Publication Date : 12-07-2012

 

China will strengthen communication and cooperation with the Association of Southeast Asian Nations (Asean) with strategic and long-term benefits to all parties, Foreign Minister Yang Jiechi said yesterday.

China and Asean share common interests and have a responsibility to safeguard regional peace and stability, Yang told the China and Asean ministerial meeting in Phnom Penh, Cambodia.

Yang proposed to promote bilateral cooperation in the fields of trade, transportation, maritime issues and culture and said China will adjust the focus of its relationship with Asean based on the organisation's developing needs.

Asean countries welcomed Yang's proposals and expressed a willingness to enhance bilateral cooperation with China.

Yang's remarks came amid recent tensions in the South China Sea over which China, the Philippines, Vietnam, Indonesia, Malaysia and Brunei have competing territorial claims. The issue may be covered during the 45th Asean regional talks from Monday to Friday in Cambodia. The talks bring together the 10 Asean members with China, Japan, the Republic of Korea, the United States and others.

Foreign Ministry spokesman Liu Weimin yesterday urged related parties to fully implement the Declaration on the Conduct of Parties in the South China Sea (DOC) and said a substantial discussion about the Code of Conduct for the South China Sea should be started when the relationship has matured.

During a series of Asean foreign ministers' meetings, Manila has led a push for Asean to unite to persuade China to accept the COC.

China said it is willing to discuss the COC, but stressed it is not designed to solve disputes in the South China Sea, but to promote mutual trust and cooperation between parties. Beijing insists on negotiating with its neighbours bilaterally.

Analysts said bringing the maritime disputes between China and some Asean countries to the Phnom Penh meetings could distract from the meetings' primary purpose and the development of the Asean community.

"The meetings are not a proper platform for the South China Sea issue as it is not between China and Asean, but an issue with particular countries of the bloc," said Luo Yongkun, an expert on Southeast Asian studies at the China Institute of Contemporary International Relations.

Luo said too much emphasis on the issue will distract the focus of the meetings, namely the development of the economy and communities. He said it will be difficult for these countries to reach an agreement about the COC's content, and the differences may undermine the solidarity of Asean.

Malaysian Foreign Minister Datuk Seri Anifah Aman said on Monday his country has always believed the disputes should be resolved between the parties concerned, based on mechanisms provided under international law including the 1982 UN Convention on the Law of the Sea.

China's former ambassador to Asean Tong Xiaoling said the COC should aim to creat a rules-based framework for managing the conduct of parties in the South China Sea and strengthen Asean's efforts to build mutual trust to maintain peace, stability and prosperity in the region.

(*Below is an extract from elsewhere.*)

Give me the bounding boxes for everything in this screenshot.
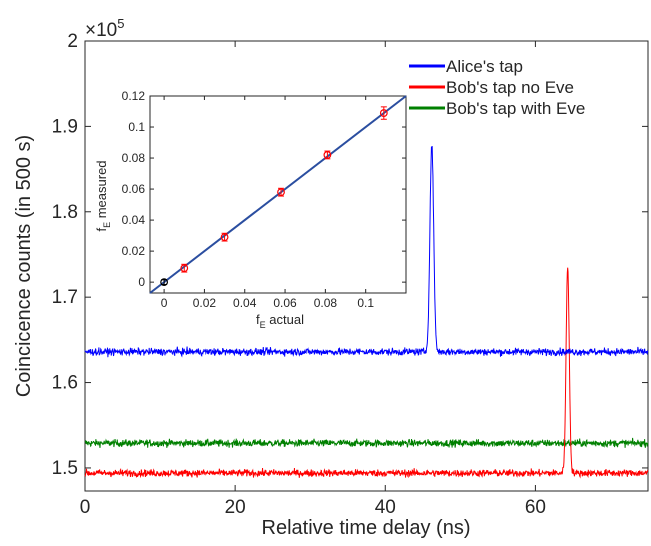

The South China Sea issue has lasted nearly three decades, during which the cooperation between China and Asean members has built positive momentum, Tong said.

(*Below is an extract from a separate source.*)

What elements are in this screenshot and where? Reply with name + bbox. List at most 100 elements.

China, Asean's biggest trading partner, has initiated cooperation with the Southeast Asian nations under the DOC framework.

Zhang Jianmin, spokesman for the Chinese delegation to the Asean foreign minister meetings, said China has established the China-Asean maritime cooperation fund and is ready to work with Asean in marine scientific research and environmental protection, navigation safety, search and rescue efforts and fighting transnational crime.

US Secretary of State Hillary Clinton is due to join her Asean counterparts at the forum yesterday as part of an Asian tour which will also take her to Vietnam and Laos.

The Christian Science Monitor said on Tuesday that Clinton's Asia visit focused on boosting economic ties contrasts sharply with her last visit in 2010. That visit was seen as the US putting China on notice that they will be around to exert its influence in the South China Sea.

The report also said the region's leaders have largely played down confrontations with China in favour of cooperation, and wants the US to know that they support cooperation between the two superpowers.